No instruction was required – kids naturally finding their own way and inventing their own playground pecking order.
Bikes and skateboards gradually emerged from driveways and parents who were once strangers, nodding to each other on bin night, were talking, laughing and even enjoying a glass of Aperol Spritz as they gave a casual glance in the direction of their children.
The change that had taken place was an initiative to temporarily return the streets to a space for kids to enjoy active play and physical activity in their own streets. 'Play Streets' helps residents work effectively with councils to create temporary car-free roads.

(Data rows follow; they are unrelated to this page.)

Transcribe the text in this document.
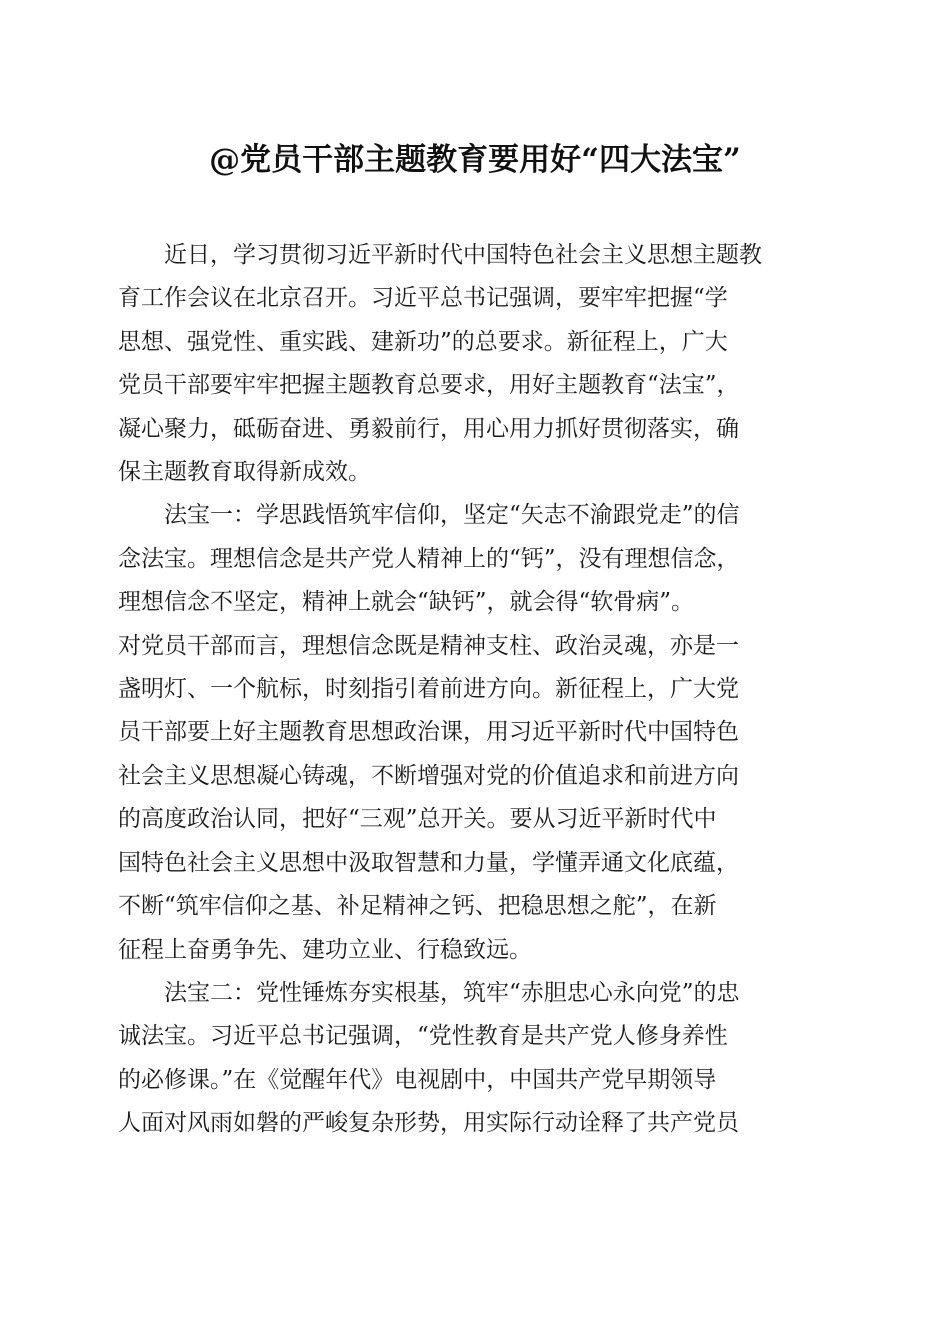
@党员干部主题教育要用好“四大法宝”

近日，学习贯彻习近平新时代中国特色社会主义思想主题教
育工作会议在北京召开。习近平总书记强调，要牢牢把握“学
思想、强党性、重实践、建新功”的总要求。新征程上，广大
党员干部要牢牢把握主题教育总要求，用好主题教育“法宝”，
凝心聚力，砥砺奋进、勇毅前行，用心用力抓好贯彻落实，确
保主题教育取得新成效。

法宝一：学思践悟筑牢信仰，坚定“矢志不渝跟党走”的信
念法宝。理想信念是共产党人精神上的“钙”，没有理想信念，
理想信念不坚定，精神上就会“缺钙”，就会得“软骨病”。
对党员干部而言，理想信念既是精神支柱、政治灵魂，亦是一
盏明灯、一个航标，时刻指引着前进方向。新征程上，广大党
员干部要上好主题教育思想政治课，用习近平新时代中国特色
社会主义思想凝心铸魂，不断增强对党的价值追求和前进方向
的高度政治认同，把好“三观”总开关。要从习近平新时代中
国特色社会主义思想中汲取智慧和力量，学懂弄通文化底蕴，
不断“筑牢信仰之基、补足精神之钙、把稳思想之舵”，在新
征程上奋勇争先、建功立业、行稳致远。

法宝二：党性锤炼夯实根基，筑牢“赤胆忠心永向党”的忠
诚法宝。习近平总书记强调，“党性教育是共产党人修身养性
的必修课。”在《觉醒年代》电视剧中，中国共产党早期领导
人面对风雨如磐的严峻复杂形势，用实际行动诠释了共产党员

Having taken off in the UK and US, Play Streets is now in Australia and being supported by VicHealth amongst others, keen to see children play safely on our streets.
VicHealth CEO Jerril Rechter said supporting kids to get active is critical for their health and wellbeing.
"We know that currently four in five children aged 5 to 17 years aren't getting the physical activity they need to be healthy – this is particularly evident in disadvantaged communities," Ms Rechter said.
"We're proud to support innovative projects like Play Streets that help Victorian families make getting active a fun, safe and easy part of their day."
What was once forbidden territory, has now become an extension of our own backyard, providing adventurous minds the scope to terrorise the neighbourhood, just as 8 year olds should. And what was second nature to me in my childhood has now become an equal pleasure for my son – and a moment of shared connection.